The Open Source Order of the Golden Dawn (OSOGD) was an esoteric community of magical practitioners, many of whom came from pagan backgrounds. It was an initiatory teaching Order that drew upon the knowledge, experience, practices, and spirit of the system of magical training and attainment developed by the original Hermetic Order of the Golden Dawn. The OSOGD ceased operating in September 2019.

==History==
The OSOGD was founded by Sam Webster in 2002 and is based on the principles of the open-source software movement. The organization grew out of a series of workshops on ceremonial magic held by Webster in 2001.

According to Sam Webster,

The Open Source Order was founded on the principle that true spirituality is omnipresent and access to it cannot be owned or controlled by any group or individual. Sufficiently skilled practitioners can and do modify the practices to serve specific purposes or to take advantage of the century-plus development in the craft to improve their effect.

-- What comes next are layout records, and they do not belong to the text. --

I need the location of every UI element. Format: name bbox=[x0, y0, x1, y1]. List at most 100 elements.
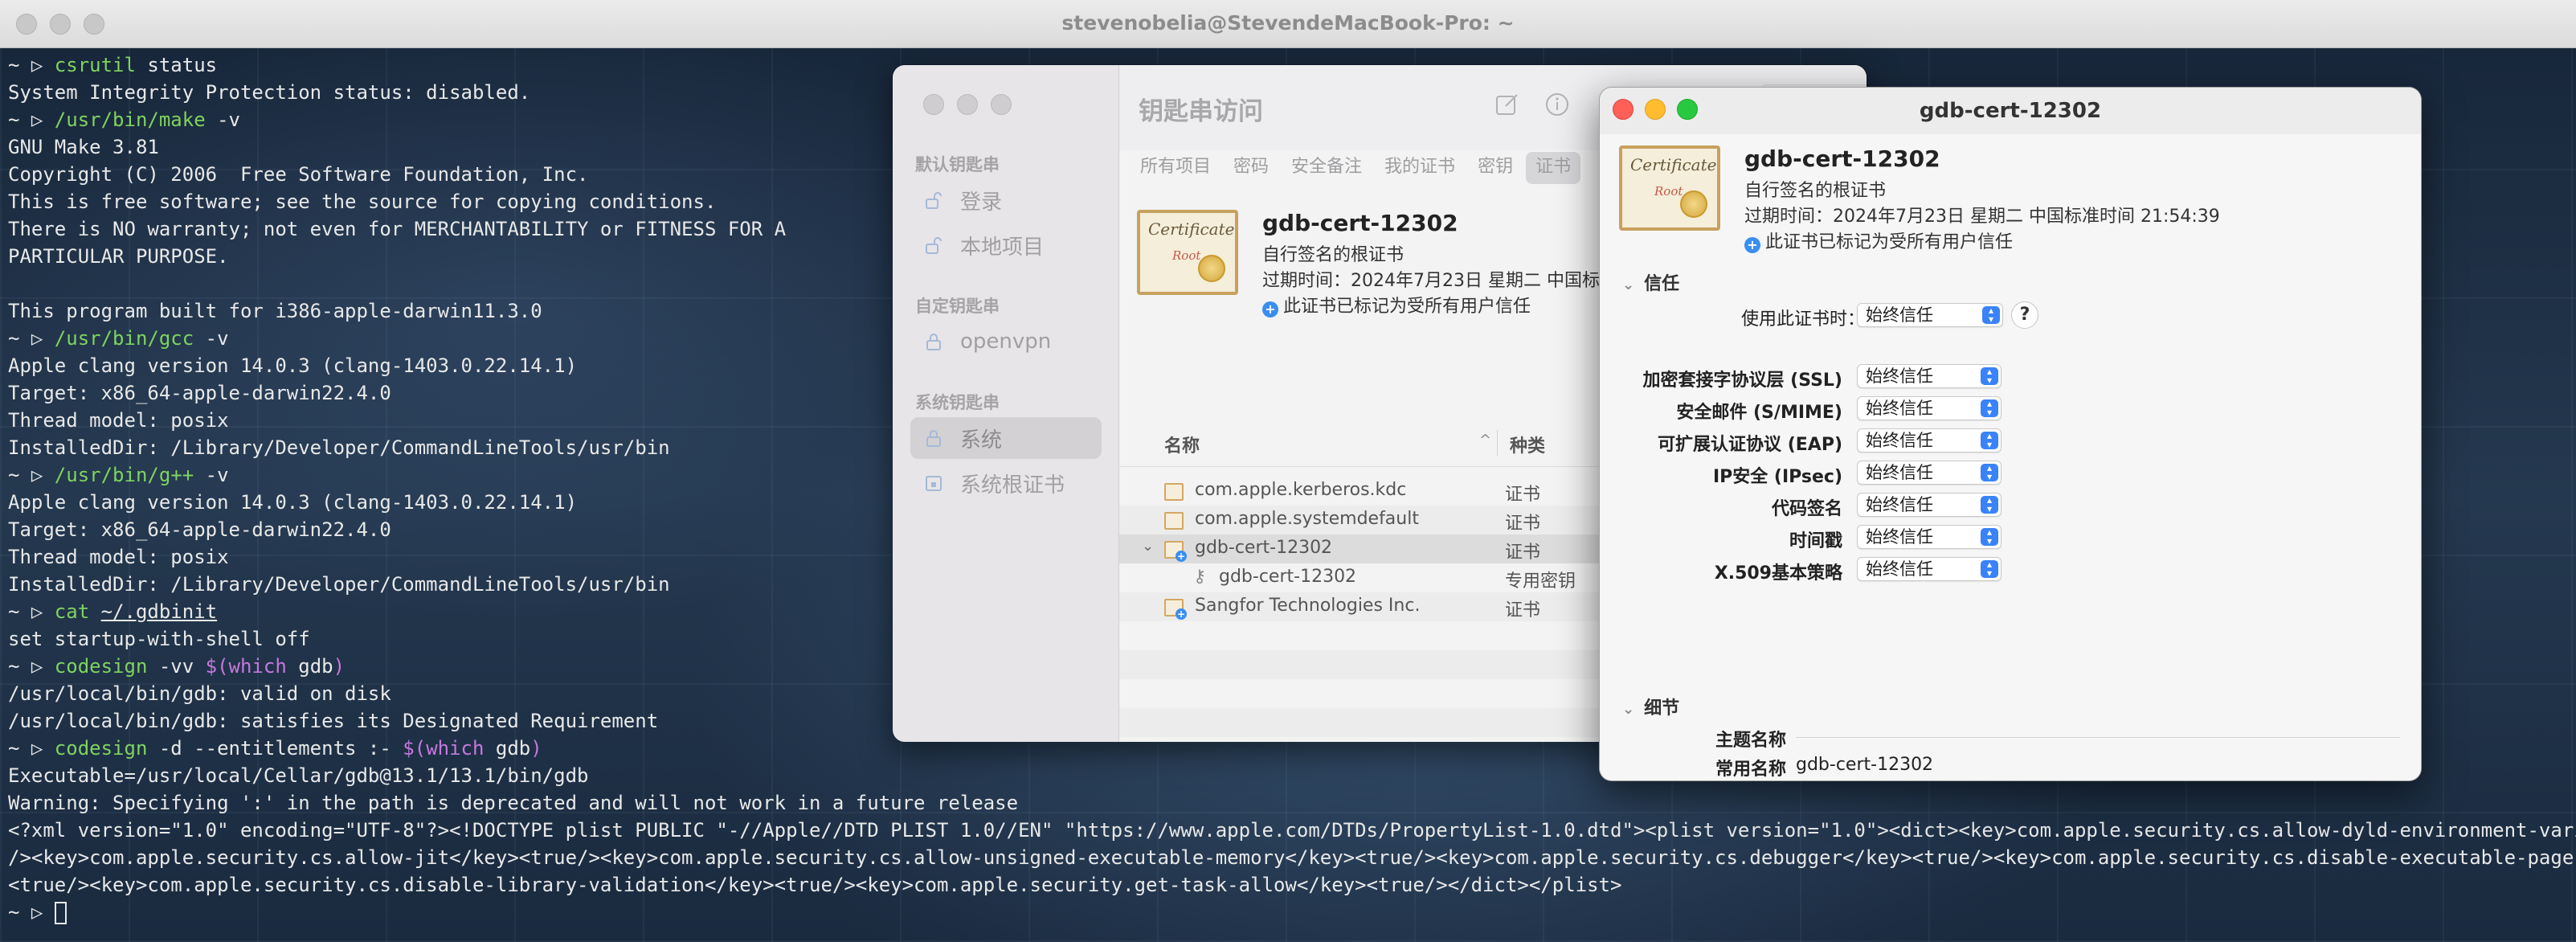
sidebar-group-default: 默认钥匙串 bbox=[915, 155, 1000, 174]
trust-policy-select[interactable]: 始终信任 ▴ ▾ bbox=[1857, 493, 2002, 517]
command-args: -d --entitlements :- bbox=[147, 737, 403, 760]
output-line: <?xml version="1.0" encoding="UTF-8"?><!… bbox=[8, 819, 2576, 842]
command-name: /usr/bin/gcc bbox=[54, 327, 194, 350]
subshell-arg: gdb bbox=[484, 737, 531, 760]
unlock-icon bbox=[923, 235, 944, 256]
trust-policy-select[interactable]: 始终信任 ▴ ▾ bbox=[1857, 428, 2002, 453]
command-args: status bbox=[135, 54, 218, 76]
output-line: /><key>com.apple.security.cs.allow-jit</… bbox=[8, 846, 2576, 869]
subshell-command: which bbox=[426, 737, 485, 760]
prompt: ~ ▷ bbox=[8, 54, 55, 76]
certificate-trust: + 此证书已标记为受所有用户信任 bbox=[1262, 292, 1531, 317]
command-name: cat bbox=[54, 600, 90, 623]
prompt: ~ ▷ bbox=[8, 901, 55, 924]
stepper-arrows-icon: ▴ ▾ bbox=[1981, 431, 1998, 449]
prompt: ~ ▷ bbox=[8, 600, 55, 623]
trust-policy-select[interactable]: 始终信任 ▴ ▾ bbox=[1857, 364, 2002, 388]
certificate-expiry: 过期时间：2024年7月23日 星期二 中国标准时间 21:54:39 bbox=[1744, 207, 2220, 227]
output-line: Warning: Specifying ':' in the path is d… bbox=[8, 792, 1019, 814]
sidebar-item-local[interactable]: 本地项目 bbox=[910, 224, 1102, 266]
window-title: gdb-cert-12302 bbox=[1919, 99, 2102, 123]
close-button[interactable] bbox=[923, 94, 944, 115]
use-certificate-label: 使用此证书时： bbox=[1740, 309, 1865, 330]
subshell-open: $( bbox=[205, 655, 229, 678]
sidebar-item-openvpn[interactable]: openvpn bbox=[910, 321, 1102, 362]
command-name: codesign bbox=[54, 655, 148, 678]
certificate-window-titlebar: gdb-cert-12302 bbox=[1600, 88, 2421, 134]
key-icon: ⚷ bbox=[1193, 567, 1207, 587]
detail-value: gdb-cert-12302 bbox=[1796, 755, 1934, 775]
trust-policy-select[interactable]: 始终信任 ▴ ▾ bbox=[1857, 525, 2002, 549]
info-icon[interactable] bbox=[1544, 91, 1571, 118]
command-name: csrutil bbox=[54, 54, 136, 76]
prompt: ~ ▷ bbox=[8, 655, 55, 678]
subject-name-heading: 主题名称 bbox=[1715, 731, 1786, 751]
trust-section-toggle[interactable]: ⌄ 信任 bbox=[1622, 269, 1679, 295]
tab-secure-notes[interactable]: 安全备注 bbox=[1282, 152, 1372, 184]
certificate-detail-window: gdb-cert-12302 Certificate Root gdb-cert… bbox=[1599, 87, 2422, 781]
certificate-type: 自行签名的根证书 bbox=[1262, 245, 1405, 265]
chevron-down-icon: ⌄ bbox=[1622, 276, 1635, 293]
prompt: ~ ▷ bbox=[8, 737, 55, 760]
trust-policy-select[interactable]: 始终信任 ▴ ▾ bbox=[1857, 396, 2002, 420]
tab-keys[interactable]: 密钥 bbox=[1468, 152, 1523, 184]
subshell-arg: gdb bbox=[286, 655, 333, 678]
sort-ascending-icon: ^ bbox=[1479, 432, 1492, 448]
sidebar-item-login[interactable]: 登录 bbox=[910, 179, 1102, 221]
certificate-expiry: 过期时间：2024年7月23日 星期二 中国标 bbox=[1262, 271, 1600, 291]
chevron-down-icon: ⌄ bbox=[1622, 701, 1635, 718]
certificate-trust: + 此证书已标记为受所有用户信任 bbox=[1744, 227, 2013, 253]
sidebar-group-custom: 自定钥匙串 bbox=[915, 297, 1000, 316]
prompt: ~ ▷ bbox=[8, 327, 55, 350]
certificate-name: gdb-cert-12302 bbox=[1744, 145, 1940, 172]
certificate-icon: Certificate Root bbox=[1137, 210, 1238, 295]
trust-policy-label: 安全邮件 (S/MIME) bbox=[1676, 403, 1842, 423]
disclosure-down-icon[interactable]: ⌄ bbox=[1142, 538, 1154, 555]
tab-certificates[interactable]: 证书 bbox=[1526, 152, 1581, 184]
command-args: -v bbox=[205, 109, 240, 131]
stepper-arrows-icon: ▴ ▾ bbox=[1981, 495, 1998, 514]
trust-policy-label: 时间戳 bbox=[1789, 531, 1842, 551]
detail-label: 常用名称 bbox=[1715, 760, 1786, 780]
prompt: ~ ▷ bbox=[8, 109, 55, 131]
certificate-type: 自行签名的根证书 bbox=[1744, 181, 1887, 201]
output-line: <true/><key>com.apple.security.cs.disabl… bbox=[8, 874, 1622, 896]
unlock-icon bbox=[923, 190, 944, 211]
sidebar-item-system-roots[interactable]: 系统根证书 bbox=[910, 462, 1102, 504]
seal-icon bbox=[1198, 255, 1225, 282]
trust-policy-label: X.509基本策略 bbox=[1714, 563, 1842, 584]
tab-my-certificates[interactable]: 我的证书 bbox=[1375, 152, 1465, 184]
terminal-titlebar: stevenobelia@StevendeMacBook-Pro: ~ bbox=[0, 0, 2576, 48]
zoom-button[interactable] bbox=[991, 94, 1012, 115]
help-button[interactable]: ? bbox=[2011, 301, 2038, 329]
column-header-kind[interactable]: 种类 bbox=[1510, 432, 1545, 457]
use-certificate-select[interactable]: 始终信任 ▴ ▾ bbox=[1857, 303, 2003, 327]
trust-policy-label: IP安全 (IPsec) bbox=[1712, 467, 1842, 487]
compose-icon[interactable] bbox=[1494, 91, 1521, 118]
details-section-toggle[interactable]: ⌄ 细节 bbox=[1622, 694, 1679, 719]
stepper-arrows-icon: ▴ ▾ bbox=[1981, 463, 1998, 481]
minimize-button[interactable] bbox=[957, 94, 978, 115]
stepper-arrows-icon: ▴ ▾ bbox=[1981, 399, 1998, 417]
column-header-name[interactable]: 名称 bbox=[1164, 432, 1200, 457]
stepper-arrows-icon: ▴ ▾ bbox=[1982, 305, 2000, 324]
certificate-icon bbox=[1164, 483, 1184, 501]
tab-all-items[interactable]: 所有项目 bbox=[1131, 152, 1221, 184]
certificate-name: gdb-cert-12302 bbox=[1262, 210, 1458, 236]
text-cursor bbox=[54, 902, 67, 924]
stepper-arrows-icon: ▴ ▾ bbox=[1981, 559, 1998, 578]
command-args: -vv bbox=[147, 655, 206, 678]
trusted-certificate-icon bbox=[1164, 599, 1187, 620]
certificate-icon bbox=[1164, 512, 1184, 530]
command-args: -v bbox=[194, 327, 229, 350]
trust-policy-label: 可扩展认证协议 (EAP) bbox=[1658, 435, 1842, 455]
trust-policy-select[interactable]: 始终信任 ▴ ▾ bbox=[1857, 557, 2002, 581]
command-name: /usr/bin/g++ bbox=[54, 464, 194, 486]
seal-icon bbox=[1680, 190, 1707, 218]
command-path-arg: ~/.gdbinit bbox=[100, 600, 218, 623]
sidebar-item-system[interactable]: 系统 bbox=[910, 417, 1102, 459]
subshell-open: $( bbox=[403, 737, 427, 760]
tab-passwords[interactable]: 密码 bbox=[1224, 152, 1278, 184]
trust-policy-select[interactable]: 始终信任 ▴ ▾ bbox=[1857, 461, 2002, 485]
stepper-arrows-icon: ▴ ▾ bbox=[1981, 367, 1998, 385]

According to The Manifesto of the Open Source Order of the Golden Dawn, the Order had undertaken to revise the teachings of the original Victorian era Hermetic Order of the Golden Dawn system to work more effectively in the 21st century. This redaction of the original rituals has taken on the aspect of some principles, listed in the Manifesto as Open Source Magick, New Aeon, Freedom of Information, Thelema, Duty, Universalism, and Form and Function.

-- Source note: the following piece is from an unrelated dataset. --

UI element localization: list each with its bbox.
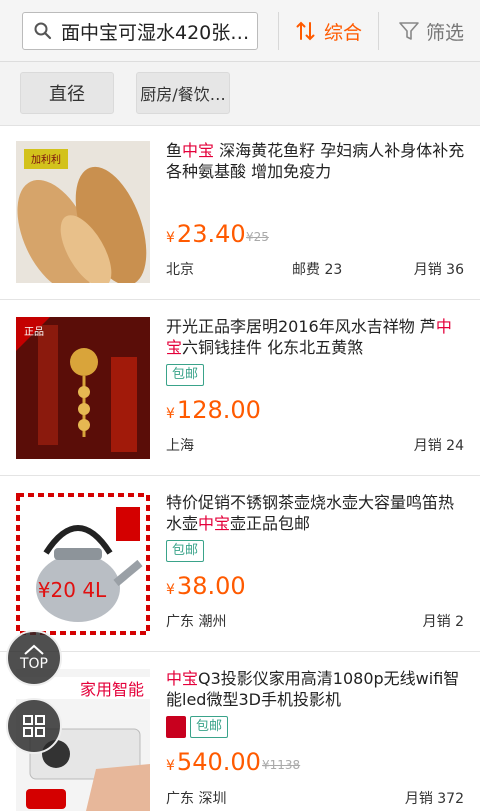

In temple work, the OSOGD used Egyptian, Enochian, and Thelemic godforms in preference to the Judeo-Christian archangels typical of the original Hermetic Order of the Golden Dawn. According to the Manifesto, OSOGD teaches "a progressively tiered system of spiritual development designed to invoke the Higher or Divine Genius latent in every human being".

==Membership==
To actually join the Order, a person must have had regular access to its Lodge, which was located in the San Francisco Bay Area. The Order did not conduct distance initiations and required that all initiates attend initiation rituals in person.

==Influences==
The Open Source Order of the Golden Dawn drew heavily from Eastern sources, Thelema, Paganism, and the works of Aleister Crowley.